As outlined in previous research, the Government is not on track to meet the 2035 HLE target. The detrimental impact of COVID-19 has drifted us further off course. Do the commitments in the White Paper amount to the step change required? They do not. However, there is much to welcome, including ideas which chime with Policy Exchange recommendations. Following the decision to dismantle Public Health England, we called for the creation of a new powerful unit for health improvement, housed within DHSC and with direct accountability to Ministers. The Office for Health Improvement and Disparities was subsequently launched in Autumn 2021 and reflects this thinking; exactly the type of organisation that can champion the ‘system change’ advocated for in this White Paper, with collaborative working across Government to tackle underlying determinants and improve health for all.
Further commitments relating to the NHS are thin on the ground. That is not a surprise. But what the White Paper does do is demonstrate the areas of the NHS that the Government thinks have the most transformational potential. This includes an emphasis on earlier diagnosis – echoing recommendations from Policy Exchange research on the backlog in planned care. Our paper ‘A Wait on Your Mind’ was published in 2021 and called for a “step change” in diagnostic investment to bring the UK up to the OECD average – including an expansion in the rollout of CDHs. Ensuring that health research funding is fairly distributed across the country is another positive step. As we argued in a recent paper – this must be done in a way that recognises the different but equally important contributions that can be made from NHS institutions, whether that is a world-leading ophthalmology centre or a traditional district general hospital.
There are missed opportunities. Besides a fleeting reference to appointments, no mention is made of general practice, where there is a persuasive case for embracing digital technology to level up access. This is perhaps due to complex picture around access to NHS services which challenge geographical generalisations. On raw GP numbers, it is areas beyond the Southeast such as West Yorkshire and Birmingham and Solihull that have managed to grow their numbers of GPs significantly, whereas coastal communities around Kent and Medway and South Essex have witnessed the sharpest declines – despite the relative affluence of both counties.
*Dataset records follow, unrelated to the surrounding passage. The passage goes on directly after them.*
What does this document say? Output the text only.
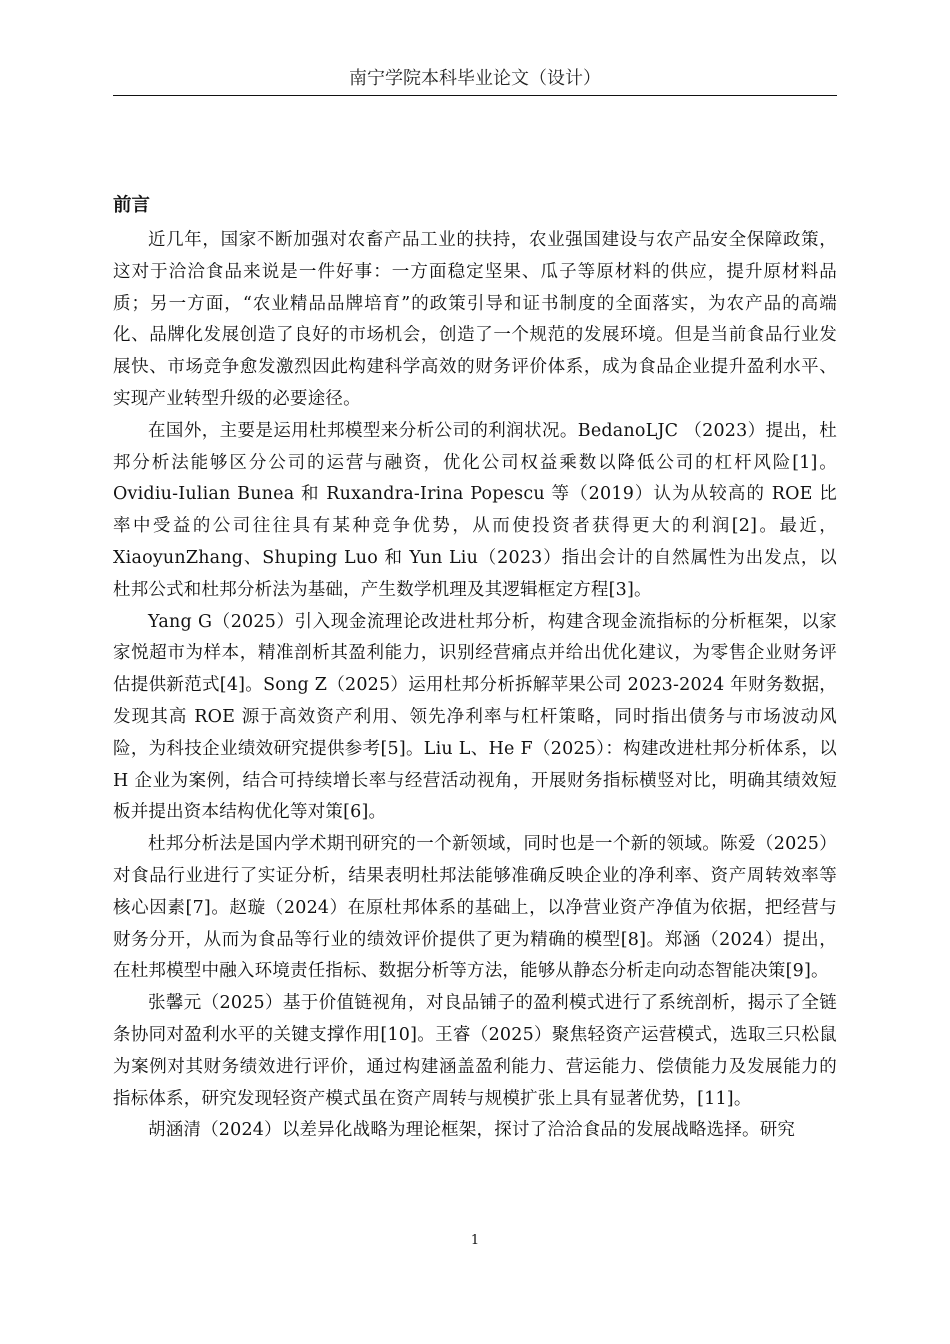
南宁学院本科毕业论文（设计）
前言

近几年，国家不断加强对农畜产品工业的扶持，农业强国建设与农产品安全保障政策，这对于洽洽食品来说是一件好事：一方面稳定坚果、瓜子等原材料的供应，提升原材料品质；另一方面，“农业精品品牌培育”的政策引导和证书制度的全面落实，为农产品的高端化、品牌化发展创造了良好的市场机会，创造了一个规范的发展环境。但是当前食品行业发展快、市场竞争愈发激烈因此构建科学高效的财务评价体系，成为食品企业提升盈利水平、实现产业转型升级的必要途径。

在国外，主要是运用杜邦模型来分析公司的利润状况。BedanoLJC （2023）提出，杜邦分析法能够区分公司的运营与融资，优化公司权益乘数以降低公司的杠杆风险[1]。Ovidiu-Iulian Bunea 和 Ruxandra-Irina Popescu 等（2019）认为从较高的 ROE 比率中受益的公司往往具有某种竞争优势，从而使投资者获得更大的利润[2]。最近，XiaoyunZhang、Shuping Luo 和 Yun Liu（2023）指出会计的自然属性为出发点，以杜邦公式和杜邦分析法为基础，产生数学机理及其逻辑框定方程[3]。

Yang G（2025）引入现金流理论改进杜邦分析，构建含现金流指标的分析框架，以家家悦超市为样本，精准剖析其盈利能力，识别经营痛点并给出优化建议，为零售企业财务评估提供新范式[4]。Song Z（2025）运用杜邦分析拆解苹果公司 2023-2024 年财务数据，发现其高 ROE 源于高效资产利用、领先净利率与杠杆策略，同时指出债务与市场波动风险，为科技企业绩效研究提供参考[5]。Liu L、He F（2025）：构建改进杜邦分析体系，以 H 企业为案例，结合可持续增长率与经营活动视角，开展财务指标横竖对比，明确其绩效短板并提出资本结构优化等对策[6]。

杜邦分析法是国内学术期刊研究的一个新领域，同时也是一个新的领域。陈爱（2025）对食品行业进行了实证分析，结果表明杜邦法能够准确反映企业的净利率、资产周转效率等核心因素[7]。赵璇（2024）在原杜邦体系的基础上，以净营业资产净值为依据，把经营与财务分开，从而为食品等行业的绩效评价提供了更为精确的模型[8]。郑涵（2024）提出，在杜邦模型中融入环境责任指标、数据分析等方法，能够从静态分析走向动态智能决策[9]。

张馨元（2025）基于价值链视角，对良品铺子的盈利模式进行了系统剖析，揭示了全链条协同对盈利水平的关键支撑作用[10]。王睿（2025）聚焦轻资产运营模式，选取三只松鼠为案例对其财务绩效进行评价，通过构建涵盖盈利能力、营运能力、偿债能力及发展能力的指标体系，研究发现轻资产模式虽在资产周转与规模扩张上具有显著优势，[11]。

胡涵清（2024）以差异化战略为理论框架，探讨了洽洽食品的发展战略选择。研究

1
“Levelling up is not about making every part of the UK the same” says the White Paper. But of course, when it comes to core public services such as the NHS there is a desire to achieve better consistency – whilst capturing and spreading the best. Reconciling this tension – addressing disparities whilst allowing ‘warranted’ variation to flourish – will be the ultimate determinant of whether levelling up has worked.